Muzycy współpracę rozpoczęli 2 lata temu, przy okazji aranżacji piosenek na potrzebę Przeglądu Piosenki Aktorskiej we Wrocławiu.

- Jako że jestem śpiewającą aktorką, występ na scenie Przeglądu Piosenki Aktorskiej był od zawsze moim marzeniem – opowiada Marta Uszko, wokalistka The Ears – Żeby móc tam jechać, potrzebowałam być dobrze przygotowana, dlatego poprosiłam Tomka Licaka i Maćka Wróbla o pomoc w aranżacji wybranych przeze mnie utworów. Szybko okazało się, że dogadujemy się fantastycznie. W czerwcu, 2 lata temu, zagraliśmy koncert otwierający Łąkę Kany. Tuż przed koncertem dołączył do nas Michał Starkiewicz – i tak to się zaczęło.

Dobra atmosfera to podstawa

Jak podkreśla wokalistka, największą siłą zespołu jest pozytywna energia i silna nić artystycznego porozumienia.

- Cenię sobie współpracę z chłopakami za pozytywną energię, koleżeńskość, otwarte nastawienie do życia i innych ludzi – wymienia – Dzięki temu bardzo dobrze się rozumiemy,
a relacja między nami przechodzi przez scenę do widowni, która czuje, że mamy super energię i mówi nam o tym – to dla mnie znak, że to, co robimy wspólnie jest sensowne, dobre.

Owocem współpracy tak zgranej ekipy jest płyta, która powstała także dzięki pomocy kilku osób z zewnątrz.

- Teksty zostały napisane przez żonę Tomka, Kaję Cykalewicz i naszego znajomego z Teatru Współczesnego, Macieja Litkowskiego – mówi artystka – W kwietniu zarejestrowaliśmy materiał w studiu w Lubrzy. Bardzo pomógł nam w tym Miłosz Wośko, nasz producent, który zauważył nas już podczas pierwszego koncertu na Łące Kany.

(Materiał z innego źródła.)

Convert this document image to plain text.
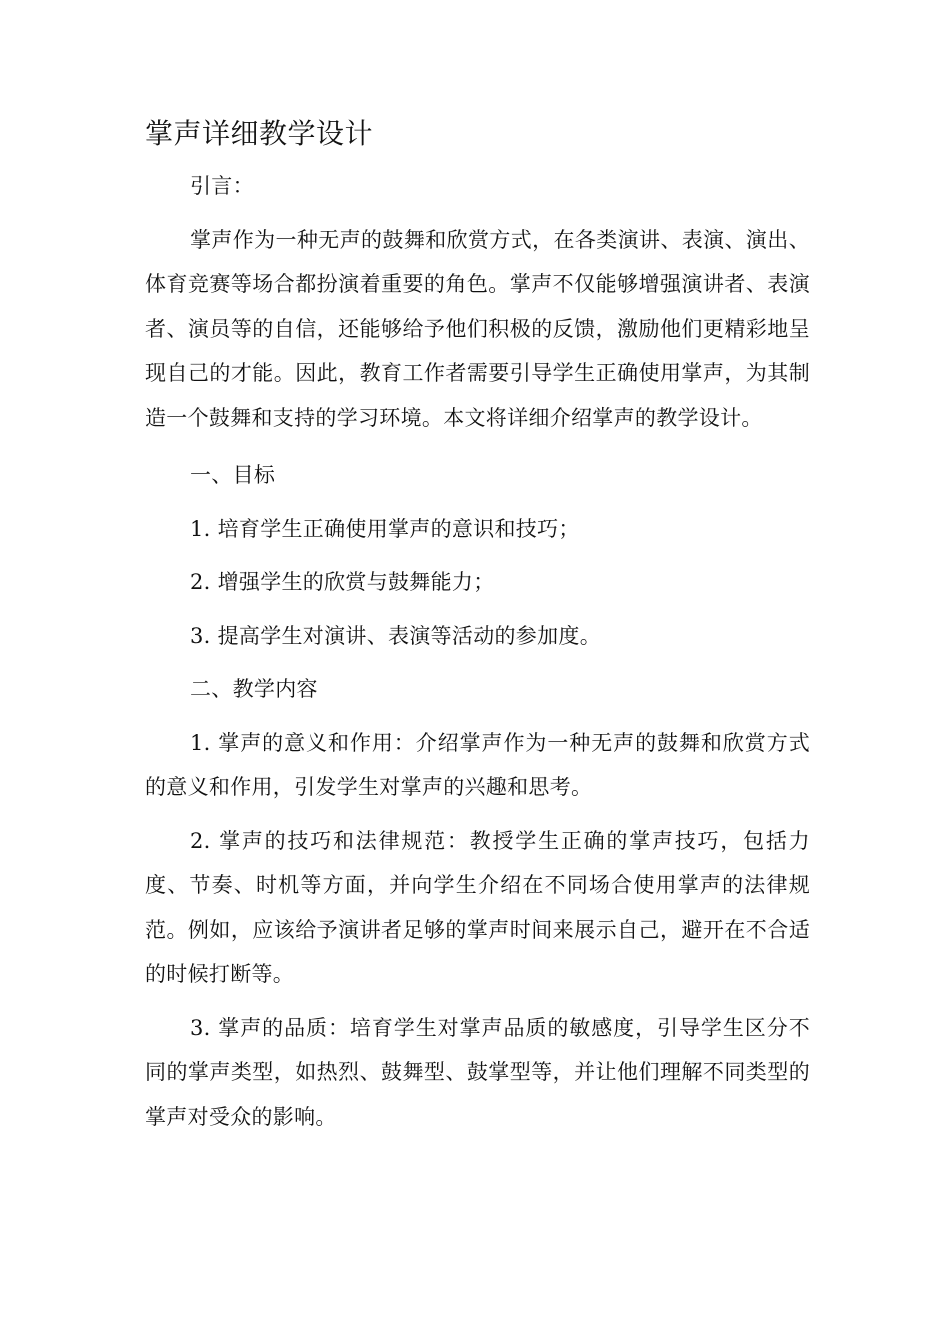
掌声详细教学设计

引言：

掌声作为一种无声的鼓舞和欣赏方式，在各类演讲、表演、演出、体育竞赛等场合都扮演着重要的角色。掌声不仅能够增强演讲者、表演者、演员等的自信，还能够给予他们积极的反馈，激励他们更精彩地呈现自己的才能。因此，教育工作者需要引导学生正确使用掌声，为其制造一个鼓舞和支持的学习环境。本文将详细介绍掌声的教学设计。

一、目标

1. 培育学生正确使用掌声的意识和技巧；

2. 增强学生的欣赏与鼓舞能力；

3. 提高学生对演讲、表演等活动的参加度。

二、教学内容

1. 掌声的意义和作用：介绍掌声作为一种无声的鼓舞和欣赏方式的意义和作用，引发学生对掌声的兴趣和思考。

2. 掌声的技巧和法律规范：教授学生正确的掌声技巧，包括力度、节奏、时机等方面，并向学生介绍在不同场合使用掌声的法律规范。例如，应该给予演讲者足够的掌声时间来展示自己，避开在不合适的时候打断等。

3. 掌声的品质：培育学生对掌声品质的敏感度，引导学生区分不同的掌声类型，如热烈、鼓舞型、鼓掌型等，并让他们理解不同类型的掌声对受众的影响。
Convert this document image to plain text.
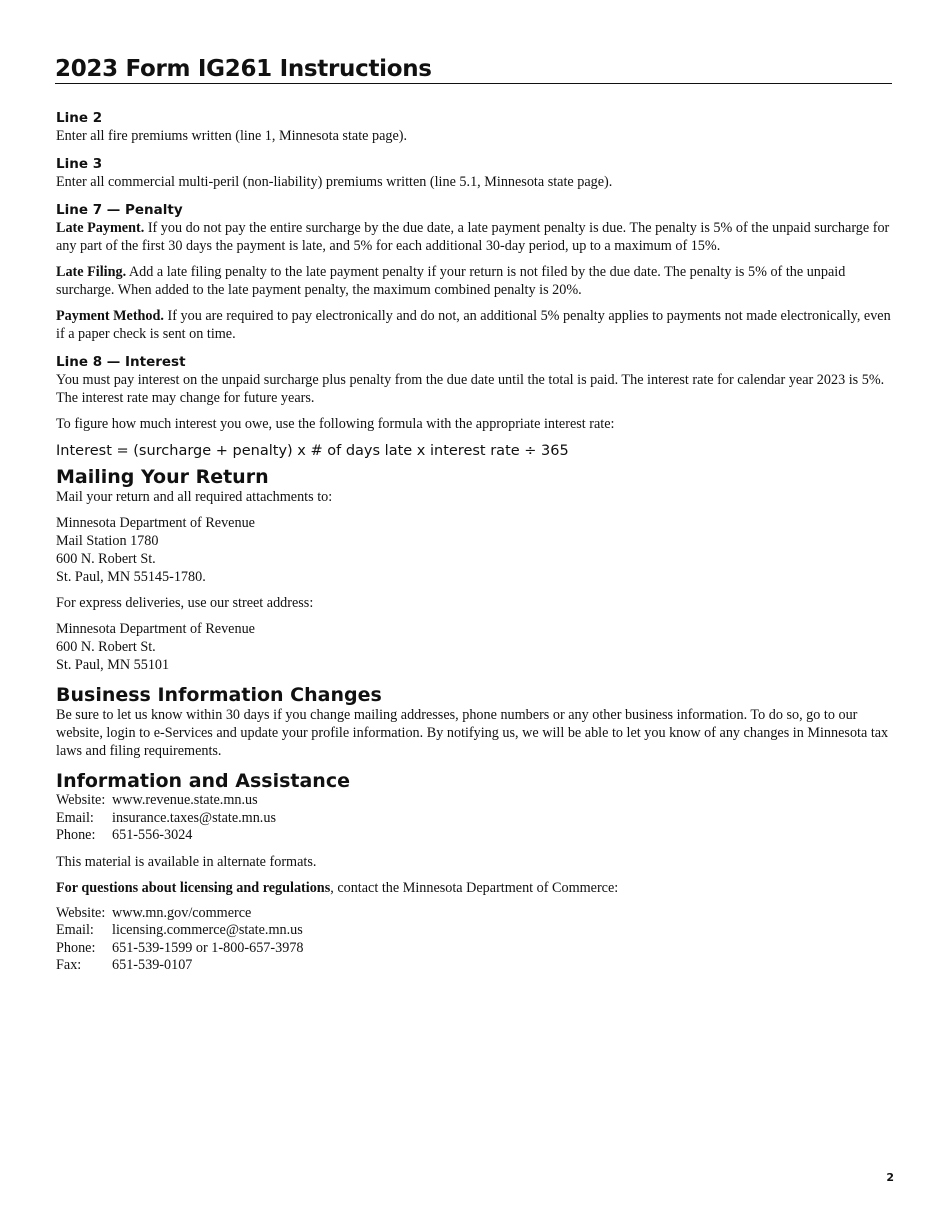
2023 Form IG261 Instructions
Line 2
Enter all fire premiums written (line 1, Minnesota state page).
Line 3
Enter all commercial multi-peril (non-liability) premiums written (line 5.1, Minnesota state page).
Line 7 — Penalty
Late Payment. If you do not pay the entire surcharge by the due date, a late payment penalty is due. The penalty is 5% of the unpaid surcharge for any part of the first 30 days the payment is late, and 5% for each additional 30-day period, up to a maximum of 15%.
Late Filing. Add a late filing penalty to the late payment penalty if your return is not filed by the due date. The penalty is 5% of the unpaid surcharge. When added to the late payment penalty, the maximum combined penalty is 20%.
Payment Method. If you are required to pay electronically and do not, an additional 5% penalty applies to payments not made electronically, even if a paper check is sent on time.
Line 8 — Interest
You must pay interest on the unpaid surcharge plus penalty from the due date until the total is paid. The interest rate for calendar year 2023 is 5%. The interest rate may change for future years.
To figure how much interest you owe, use the following formula with the appropriate interest rate:
Interest = (surcharge + penalty) x # of days late x interest rate ÷ 365
Mailing Your Return
Mail your return and all required attachments to:
Minnesota Department of Revenue
Mail Station 1780
600 N. Robert St.
St. Paul, MN 55145-1780.
For express deliveries, use our street address:
Minnesota Department of Revenue
600 N. Robert St.
St. Paul, MN 55101
Business Information Changes
Be sure to let us know within 30 days if you change mailing addresses, phone numbers or any other business information. To do so, go to our website, login to e-Services and update your profile information. By notifying us, we will be able to let you know of any changes in Minnesota tax laws and filing requirements.
Information and Assistance
Website: www.revenue.state.mn.us
Email:	insurance.taxes@state.mn.us
Phone:	651-556-3024
This material is available in alternate formats.
For questions about licensing and regulations, contact the Minnesota Department of Commerce:
Website: www.mn.gov/commerce
Email:	licensing.commerce@state.mn.us
Phone:	651-539-1599 or 1-800-657-3978
Fax:	651-539-0107
2
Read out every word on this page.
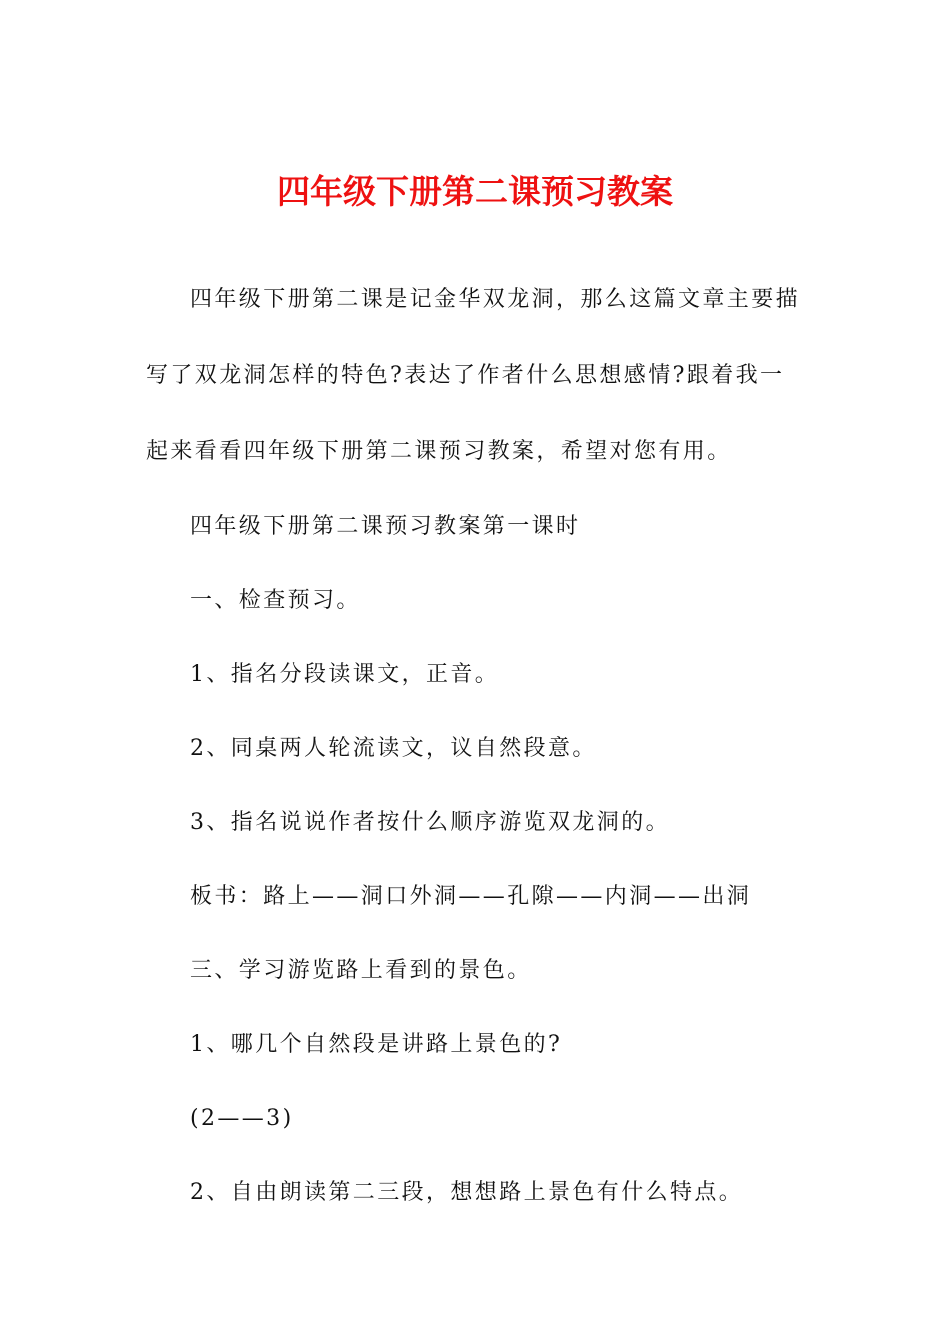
四年级下册第二课预习教案

四年级下册第二课是记金华双龙洞，那么这篇文章主要描写了双龙洞怎样的特色?表达了作者什么思想感情?跟着我一起来看看四年级下册第二课预习教案，希望对您有用。

四年级下册第二课预习教案第一课时

一、检查预习。

1、指名分段读课文，正音。

2、同桌两人轮流读文，议自然段意。

3、指名说说作者按什么顺序游览双龙洞的。

板书：路上——洞口外洞——孔隙——内洞——出洞

三、学习游览路上看到的景色。

1、哪几个自然段是讲路上景色的?

(2——3)

2、自由朗读第二三段，想想路上景色有什么特点。
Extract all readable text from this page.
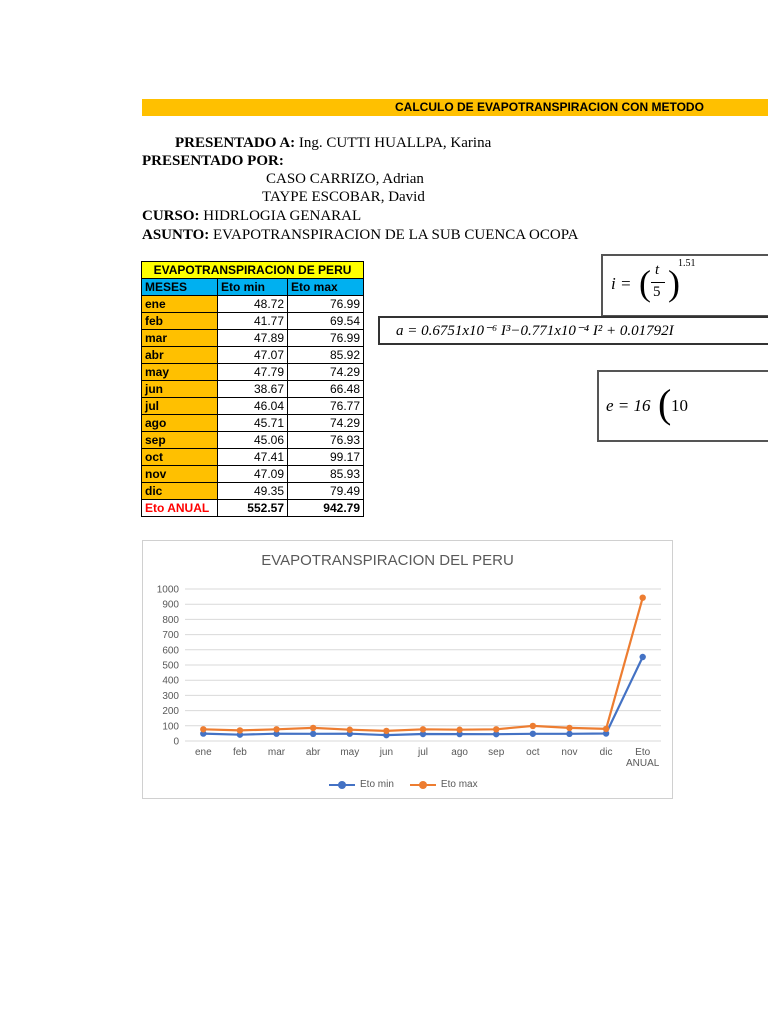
CALCULO DE EVAPOTRANSPIRACION CON METODO
PRESENTADO A: Ing. CUTTI HUALLPA, Karina
PRESENTADO POR:
CASO CARRIZO, Adrian
TAYPE ESCOBAR, David
CURSO: HIDRLOGIA GENARAL
ASUNTO: EVAPOTRANSPIRACION DE LA SUB CUENCA OCOPA
EVAPOTRANSPIRACION DE PERU		
MESES	Eto min	Eto max
ene	48.72	76.99
feb	41.77	69.54
mar	47.89	76.99
abr	47.07	85.92
may	47.79	74.29
jun	38.67	66.48
jul	46.04	76.77
ago	45.71	74.29
sep	45.06	76.93
oct	47.41	99.17
nov	47.09	85.93
dic	49.35	79.49
Eto ANUAL	552.57	942.79
i = ( t
5 )
1.51
a = 0.6751x10⁻⁶ I³−0.771x10⁻⁴ I² + 0.01792I
e = 16 ( 10
EVAPOTRANSPIRACION DEL PERU
0
100
200
300
400
500
600
700
800
900
1000
ene feb mar abr may jun jul ago sep oct nov dic Eto
ANUAL
Eto min	Eto max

Potrzebne wsparcie od słuchaczy

Obecnie płyta jest w trakcie miksu i masteringu. Realizacja tego etapu była możliwa dzięki Stypendium Twórczemu, które The Ears otrzymali od Miasta Szczecina. Środki, które zostały zespołowi przyznane, nie wystarczą jednak na wydanie i promocję krążka. Z tego powodu grupa zwróciła się z prośbą o wsparcie ich projektu do internautów.

- Żeby ta płyta mogła fizycznie pojawić się na rynku, uruchomiliśmy zbiórkę w Internecie. Zbieramy głównie na wytłoczenie płyty, zrobienie okładki oraz promocję – opowiada wokalistka – Chcielibyśmy dotrzeć z tym krążkiem do ludzi w całej Polsce, nie tylko w naszym województwie. Kolejnym marzeniem jest granie na festiwalach – ale żeby mogło do tego dojść, musimy najpierw zdobyć rozpoznawalność, co bez odpowiednich środków materialnych będzie naprawdę trudne.